Peter Jeffreys, managing director of Standard & Poor's Fund Services has said that the extreme stock market volatility around the world has led many European investors to put more of their money into money market and bond funds, theoretically safer havens. Nevertheless, the potential for loss in value of European bond fund investments should not be underestimated. European Monetary Union has led to lower-yielding fixed-income markets in Europe overall, but fund investors are reluctant to relax high performance targets according to Jeffreys. He believes that fund managers often increase a fund's exposure to lower credits or longer maturities in an effort to outperform, resulting in additional risk.
Stephanie Mery, associate director agrees that the increasing complexity of European fixed-income securities and markets has made it very difficult for investors to measure the risk or potential variability of bond fund values. Accordingly, the bond fund volatility ratings have been designed to help investors evaluate funds' risks as measured by volatility of returns.

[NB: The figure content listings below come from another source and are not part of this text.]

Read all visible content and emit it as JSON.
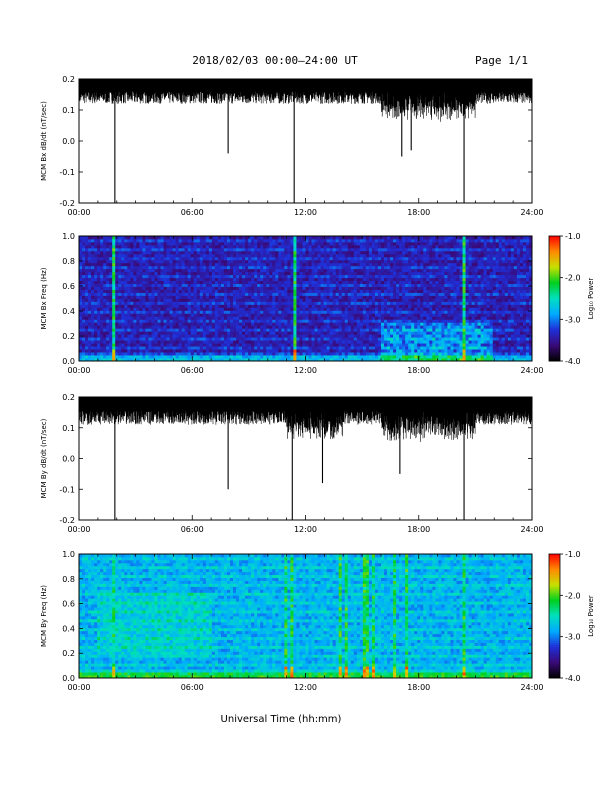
{
  "header": {
    "title": "2018/02/03  00:00–24:00 UT",
    "page": "Page 1/1"
  },
  "footer": {
    "xlabel": "Universal Time (hh:mm)"
  },
  "colors": {
    "trace": "#000000",
    "colorbar_stops": [
      "#000000",
      "#3a0a78",
      "#1f2fd8",
      "#00aaff",
      "#00e0c0",
      "#00d020",
      "#c8e000",
      "#ff8a00",
      "#ff0000"
    ]
  },
  "chart_data": [
    {
      "type": "line",
      "ylabel": "MCM Bx dB/dt (nT/sec)",
      "xlim": [
        0,
        24
      ],
      "ylim": [
        -0.2,
        0.2
      ],
      "xticks": [
        "00:00",
        "06:00",
        "12:00",
        "18:00",
        "24:00"
      ],
      "yticks": [
        "-0.2",
        "-0.1",
        "0.0",
        "0.1",
        "0.2"
      ],
      "baseline_range": [
        0.12,
        0.2
      ],
      "spikes": [
        {
          "x": 1.9,
          "y": -0.2
        },
        {
          "x": 7.9,
          "y": -0.04
        },
        {
          "x": 11.4,
          "y": -0.2
        },
        {
          "x": 17.1,
          "y": -0.05
        },
        {
          "x": 17.6,
          "y": -0.03
        },
        {
          "x": 20.4,
          "y": -0.2
        }
      ]
    },
    {
      "type": "heatmap",
      "ylabel": "MCM Bx Freq (Hz)",
      "colorbar_label": "Log₁₀ Power",
      "xlim": [
        0,
        24
      ],
      "ylim": [
        0.0,
        1.0
      ],
      "zlim": [
        -4.0,
        -1.0
      ],
      "xticks": [
        "00:00",
        "06:00",
        "12:00",
        "18:00",
        "24:00"
      ],
      "yticks": [
        "0.0",
        "0.2",
        "0.4",
        "0.6",
        "0.8",
        "1.0"
      ],
      "cbticks": [
        "-1.0",
        "-2.0",
        "-3.0",
        "-4.0"
      ],
      "bright_columns": [
        1.9,
        11.4,
        20.4
      ]
    },
    {
      "type": "line",
      "ylabel": "MCM By dB/dt (nT/sec)",
      "xlim": [
        0,
        24
      ],
      "ylim": [
        -0.2,
        0.2
      ],
      "xticks": [
        "00:00",
        "06:00",
        "12:00",
        "18:00",
        "24:00"
      ],
      "yticks": [
        "-0.2",
        "-0.1",
        "0.0",
        "0.1",
        "0.2"
      ],
      "baseline_range": [
        0.11,
        0.2
      ],
      "spikes": [
        {
          "x": 1.9,
          "y": -0.2
        },
        {
          "x": 7.9,
          "y": -0.1
        },
        {
          "x": 11.3,
          "y": -0.2
        },
        {
          "x": 12.9,
          "y": -0.08
        },
        {
          "x": 17.0,
          "y": -0.05
        },
        {
          "x": 20.4,
          "y": -0.2
        }
      ]
    },
    {
      "type": "heatmap",
      "ylabel": "MCM By Freq (Hz)",
      "colorbar_label": "Log₁₀ Power",
      "xlim": [
        0,
        24
      ],
      "ylim": [
        0.0,
        1.0
      ],
      "zlim": [
        -4.0,
        -1.0
      ],
      "xticks": [
        "00:00",
        "06:00",
        "12:00",
        "18:00",
        "24:00"
      ],
      "yticks": [
        "0.0",
        "0.2",
        "0.4",
        "0.6",
        "0.8",
        "1.0"
      ],
      "cbticks": [
        "-1.0",
        "-2.0",
        "-3.0",
        "-4.0"
      ],
      "bright_columns": [
        1.9,
        11.0,
        11.3,
        13.8,
        14.1,
        15.2,
        15.6,
        16.7,
        17.3,
        20.4
      ]
    }
  ]
}
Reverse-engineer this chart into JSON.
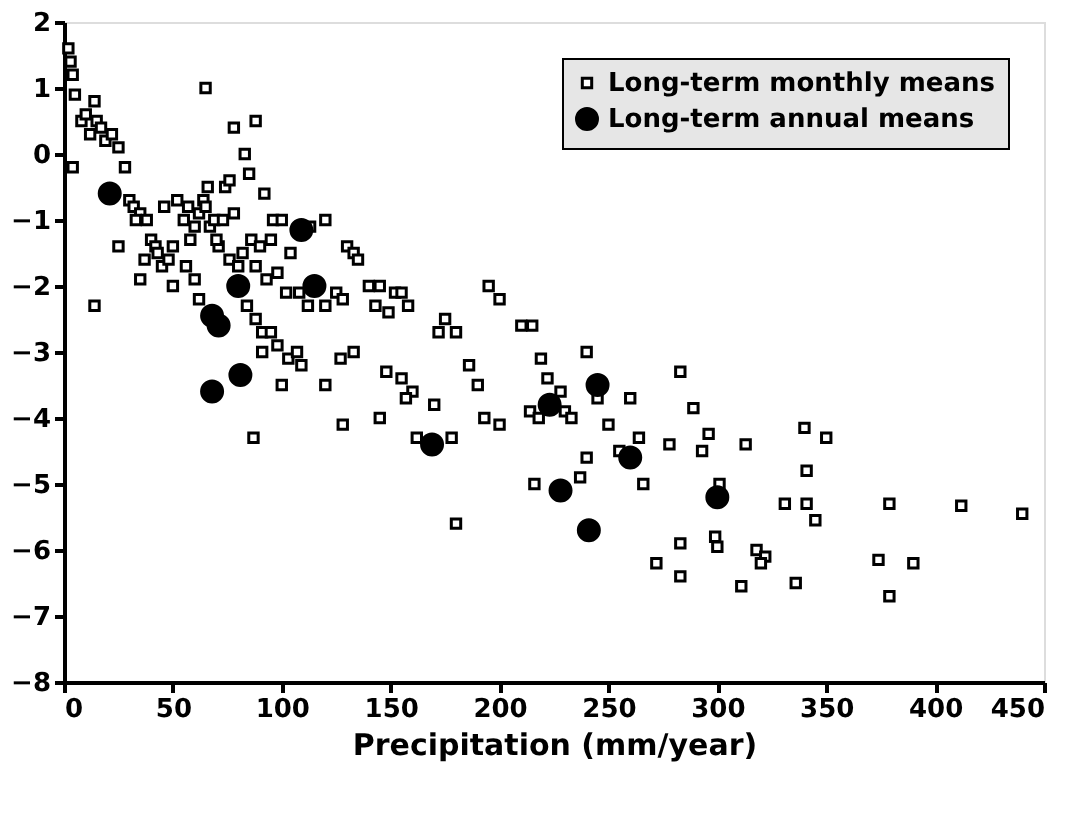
{
  "chart_data": {
    "type": "scatter",
    "xlabel": "Precipitation (mm/year)",
    "xlim": [
      0,
      450
    ],
    "xticks": [
      0,
      50,
      100,
      150,
      200,
      250,
      300,
      350,
      400,
      450
    ],
    "ylim": [
      -8,
      2
    ],
    "yticks": [
      -8,
      -7,
      -6,
      -5,
      -4,
      -3,
      -2,
      -1,
      0,
      1,
      2
    ],
    "grid": false,
    "legend": "top right",
    "series": [
      {
        "name": "Long-term monthly means",
        "color": "#000000",
        "marker": "square",
        "x": [
          2,
          3,
          4,
          5,
          4,
          8,
          10,
          12,
          14,
          15,
          17,
          19,
          22,
          25,
          14,
          28,
          30,
          32,
          35,
          33,
          38,
          25,
          40,
          42,
          37,
          35,
          43,
          45,
          48,
          50,
          46,
          52,
          55,
          57,
          58,
          60,
          62,
          64,
          65,
          67,
          66,
          69,
          71,
          73,
          74,
          76,
          78,
          70,
          56,
          60,
          62,
          50,
          65,
          78,
          83,
          88,
          85,
          92,
          96,
          100,
          104,
          95,
          98,
          102,
          82,
          86,
          88,
          90,
          93,
          76,
          80,
          84,
          88,
          91,
          95,
          98,
          103,
          107,
          109,
          100,
          87,
          91,
          113,
          120,
          108,
          112,
          120,
          125,
          128,
          130,
          133,
          135,
          140,
          143,
          145,
          149,
          152,
          155,
          158,
          127,
          133,
          120,
          128,
          145,
          148,
          155,
          160,
          162,
          157,
          170,
          175,
          172,
          180,
          186,
          178,
          190,
          193,
          200,
          180,
          195,
          200,
          210,
          215,
          219,
          222,
          214,
          216,
          218,
          228,
          230,
          233,
          240,
          245,
          237,
          240,
          250,
          255,
          260,
          264,
          266,
          283,
          289,
          296,
          293,
          278,
          313,
          340,
          350,
          341,
          331,
          341,
          345,
          379,
          412,
          440,
          283,
          272,
          283,
          299,
          300,
          318,
          322,
          320,
          311,
          336,
          374,
          390,
          379,
          301
        ],
        "values": [
          1.6,
          1.4,
          1.2,
          0.9,
          -0.2,
          0.5,
          0.6,
          0.3,
          0.8,
          0.5,
          0.4,
          0.2,
          0.3,
          0.1,
          -2.3,
          -0.2,
          -0.7,
          -0.8,
          -0.9,
          -1.0,
          -1.0,
          -1.4,
          -1.3,
          -1.4,
          -1.6,
          -1.9,
          -1.5,
          -1.7,
          -1.6,
          -1.4,
          -0.8,
          -0.7,
          -1.0,
          -0.8,
          -1.3,
          -1.1,
          -0.9,
          -0.7,
          -0.8,
          -1.1,
          -0.5,
          -1.0,
          -1.4,
          -1.0,
          -0.5,
          -0.4,
          -0.9,
          -1.3,
          -1.7,
          -1.9,
          -2.2,
          -2.0,
          1.0,
          0.4,
          0.0,
          0.5,
          -0.3,
          -0.6,
          -1.0,
          -1.0,
          -1.5,
          -1.3,
          -1.8,
          -2.1,
          -1.5,
          -1.3,
          -1.7,
          -1.4,
          -1.9,
          -1.6,
          -1.7,
          -2.3,
          -2.5,
          -2.7,
          -2.7,
          -2.9,
          -3.1,
          -3.0,
          -3.2,
          -3.5,
          -4.3,
          -3.0,
          -1.1,
          -1.0,
          -2.1,
          -2.3,
          -2.3,
          -2.1,
          -2.2,
          -1.4,
          -1.5,
          -1.6,
          -2.0,
          -2.3,
          -2.0,
          -2.4,
          -2.1,
          -2.1,
          -2.3,
          -3.1,
          -3.0,
          -3.5,
          -4.1,
          -4.0,
          -3.3,
          -3.4,
          -3.6,
          -4.3,
          -3.7,
          -3.8,
          -2.5,
          -2.7,
          -2.7,
          -3.2,
          -4.3,
          -3.5,
          -4.0,
          -4.1,
          -5.6,
          -2.0,
          -2.2,
          -2.6,
          -2.6,
          -3.1,
          -3.4,
          -3.9,
          -5.0,
          -4.0,
          -3.6,
          -3.9,
          -4.0,
          -3.0,
          -3.7,
          -4.9,
          -4.6,
          -4.1,
          -4.5,
          -3.7,
          -4.3,
          -5.0,
          -3.3,
          -3.85,
          -4.24,
          -4.5,
          -4.4,
          -4.4,
          -4.15,
          -4.3,
          -4.8,
          -5.3,
          -5.3,
          -5.55,
          -5.3,
          -5.33,
          -5.45,
          -5.9,
          -6.2,
          -6.4,
          -5.8,
          -5.95,
          -6.0,
          -6.1,
          -6.2,
          -6.55,
          -6.5,
          -6.15,
          -6.2,
          -6.7,
          -5.0
        ]
      },
      {
        "name": "Long-term annual means",
        "color": "#000000",
        "marker": "circle",
        "x": [
          21,
          109,
          115,
          80,
          68,
          71,
          68,
          81,
          169,
          223,
          245,
          260,
          228,
          241,
          300
        ],
        "values": [
          -0.6,
          -1.15,
          -2.0,
          -2.0,
          -2.45,
          -2.6,
          -3.6,
          -3.35,
          -4.4,
          -3.8,
          -3.5,
          -4.6,
          -5.1,
          -5.7,
          -5.2
        ]
      }
    ]
  }
}
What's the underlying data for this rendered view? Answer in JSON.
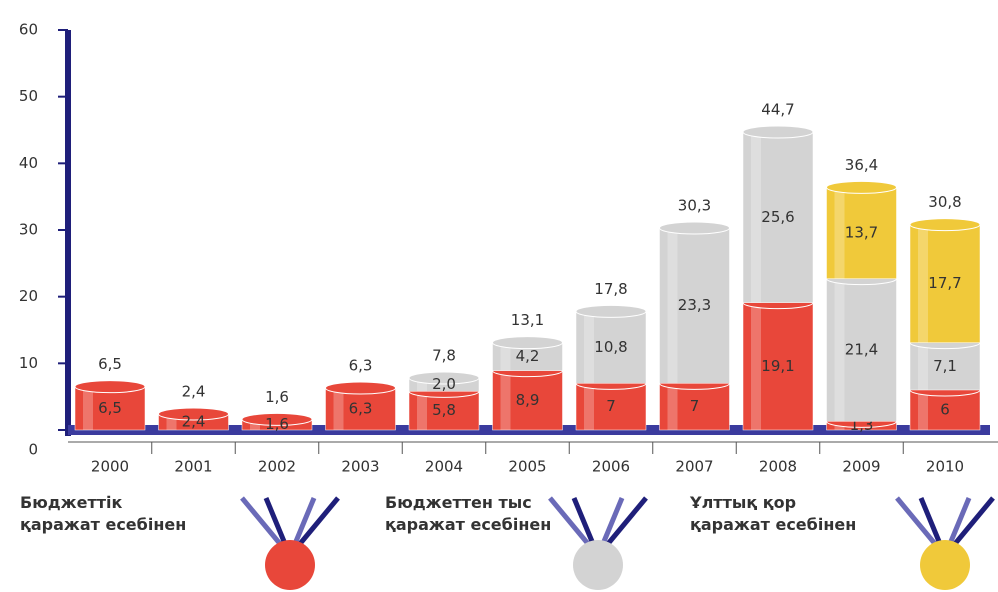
{
  "chart_data": {
    "type": "stacked-bar",
    "categories": [
      "2000",
      "2001",
      "2002",
      "2003",
      "2004",
      "2005",
      "2006",
      "2007",
      "2008",
      "2009",
      "2010"
    ],
    "series": [
      {
        "name": "Бюджеттік қаражат есебінен",
        "color": "#e8473a",
        "values": [
          6.5,
          2.4,
          1.6,
          6.3,
          5.8,
          8.9,
          7,
          7,
          19.1,
          1.3,
          6
        ],
        "value_labels": [
          "6,5",
          "2,4",
          "1,6",
          "6,3",
          "5,8",
          "8,9",
          "7",
          "7",
          "19,1",
          "1,3",
          "6"
        ]
      },
      {
        "name": "Бюджеттен тыс қаражат есебінен",
        "color": "#d3d3d3",
        "values": [
          null,
          null,
          null,
          null,
          2.0,
          4.2,
          10.8,
          23.3,
          25.6,
          21.4,
          7.1
        ],
        "value_labels": [
          null,
          null,
          null,
          null,
          "2,0",
          "4,2",
          "10,8",
          "23,3",
          "25,6",
          "21,4",
          "7,1"
        ]
      },
      {
        "name": "Ұлттық қор қаражат есебінен",
        "color": "#f0c93a",
        "values": [
          null,
          null,
          null,
          null,
          null,
          null,
          null,
          null,
          null,
          13.7,
          17.7
        ],
        "value_labels": [
          null,
          null,
          null,
          null,
          null,
          null,
          null,
          null,
          null,
          "13,7",
          "17,7"
        ]
      }
    ],
    "totals": {
      "values": [
        6.5,
        2.4,
        1.6,
        6.3,
        7.8,
        13.1,
        17.8,
        30.3,
        44.7,
        36.4,
        30.8
      ],
      "value_labels": [
        "6,5",
        "2,4",
        "1,6",
        "6,3",
        "7,8",
        "13,1",
        "17,8",
        "30,3",
        "44,7",
        "36,4",
        "30,8"
      ]
    },
    "ylim": [
      0,
      60
    ],
    "yticks": [
      0,
      10,
      20,
      30,
      40,
      50,
      60
    ]
  }
}
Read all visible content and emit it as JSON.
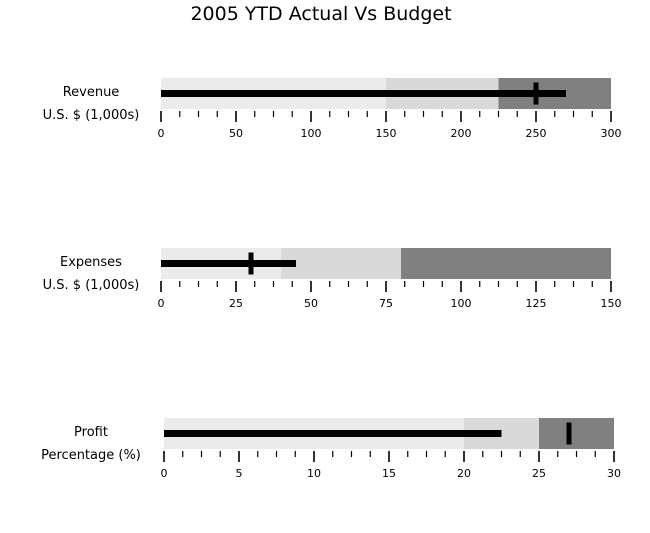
{
  "title": "2005 YTD Actual Vs Budget",
  "colors": {
    "band_light": "#ebebeb",
    "band_mid": "#d9d9d9",
    "band_dark": "#808080",
    "measure": "#000000",
    "target": "#000000"
  },
  "chart_data": [
    {
      "type": "bullet",
      "label": "Revenue",
      "sublabel": "U.S. $ (1,000s)",
      "ranges": [
        150,
        225,
        300
      ],
      "actual": 270,
      "target": 250,
      "xlim": [
        0,
        300
      ],
      "major_ticks": [
        0,
        50,
        100,
        150,
        200,
        250,
        300
      ],
      "minor_step": 12.5
    },
    {
      "type": "bullet",
      "label": "Expenses",
      "sublabel": "U.S. $ (1,000s)",
      "ranges": [
        40,
        80,
        150
      ],
      "actual": 45,
      "target": 30,
      "xlim": [
        0,
        150
      ],
      "major_ticks": [
        0,
        25,
        50,
        75,
        100,
        125,
        150
      ],
      "minor_step": 6.25
    },
    {
      "type": "bullet",
      "label": "Profit",
      "sublabel": "Percentage (%)",
      "ranges": [
        20,
        25,
        30
      ],
      "actual": 22.5,
      "target": 27,
      "xlim": [
        0,
        30
      ],
      "major_ticks": [
        0,
        5,
        10,
        15,
        20,
        25,
        30
      ],
      "minor_step": 1.25
    }
  ]
}
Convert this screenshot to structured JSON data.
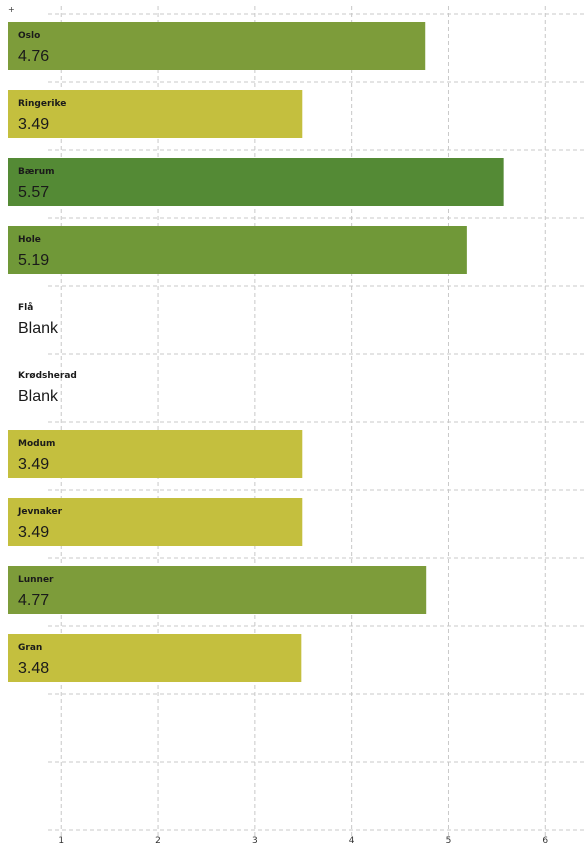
{
  "corner_mark": "+",
  "chart_data": {
    "type": "bar",
    "orientation": "horizontal",
    "categories": [
      "Oslo",
      "Ringerike",
      "Bærum",
      "Hole",
      "Flå",
      "Krødsherad",
      "Modum",
      "Jevnaker",
      "Lunner",
      "Gran"
    ],
    "values": [
      4.76,
      3.49,
      5.57,
      5.19,
      null,
      null,
      3.49,
      3.49,
      4.77,
      3.48
    ],
    "value_labels": [
      "4.76",
      "3.49",
      "5.57",
      "5.19",
      "Blank",
      "Blank",
      "3.49",
      "3.49",
      "4.77",
      "3.48"
    ],
    "bar_colors": [
      "#7d9c3a",
      "#c4bf3e",
      "#548a35",
      "#709838",
      null,
      null,
      "#c4bf3e",
      "#c4bf3e",
      "#7d9c3a",
      "#c4bf3e"
    ],
    "x_ticks": [
      "1",
      "2",
      "3",
      "4",
      "5",
      "6"
    ],
    "xlim": [
      0.45,
      6.4
    ],
    "grid": true,
    "title": "",
    "xlabel": "",
    "ylabel": ""
  }
}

The new volatility ratings are designed to rank bond funds according to their degree of exposure to share price and return volatility factors. The volatility ratings scale ranges from 'S1' (lowest sensitivity) to 'S6' (highest sensitivity).

The volatility ratings are based on an analysis of a fund's historical return volatility and its portfolio-level risk, including interest rate risk, currency risk, credit quality, liquidity, concentration, call and option risks. The rating analysis also factors in the effects of various portfolio strategies such as the use of leverage, hedging, and derivative instruments.
‘By conducting fund volatility analysis, the aim is to uncover risk sources in a managed fund's portfolio and investment strategies, and to assess their potential impact on the fund's rate of return and net asset value variability,’ Ms. Mery said.

The volatility profiles of the first four categories ('S1' to 'S4') are measured and expressed relative to established government indices with different maturity bands, and provide investors with market benchmarks for risk and return comparisons. The ‘S5’ and ‘S6’ volatility ratings are assigned to funds that may be exposed to a variety of significant risks, such as investments in complex structured and/or illiquid securities, high leverage, as well as to funds with highly speculative strategies.

The rated Irish offshore bond funds show varying levels of sensitivity to risk and this is reflected in their volatility ratings, which are widely spread over the volatility rating scale. Indeed, the ratings of the Dublin-domiciled bond funds range from ‘S1’(lowest sensitivity) to ‘S6’(highest sensitivity) as outlined in the table below. For instance, the Lazard Sterling Reserve Fund, which is rated ‘S1’ possesses low sensitivity to changing market conditions. This fund currently has an actively managed portfolio of highly rated and liquid fixed-income securities, such as gilts and certificates of deposits, and is not exposed to currency risk. Its investment policy restricts the portfolio’s duration to a maximum of one year. This fund possesses an aggregate level of risk that is less than or equal to that of a portfolio comprised of government securities maturing within one to three years and denominated in the base currency of the fund.

In the ‘S4’ rating category, the Lazard Diversified Bond Fund is a global bond fund denominated in US Dollars and exposed to currency risk. The investment policy permits the fund’s duration to differ from the Salomon World Government Bond Index (currently 5.67 years) by up to one year. This fund possesses an aggregate risk that is less than or equal to that of a portfolio comprised of government securities maturing beyond 10 years and denominated in the base currency of the fund. Funds with an ‘S4’ volatility rating possess moderate to high sensitivity to changing market conditions.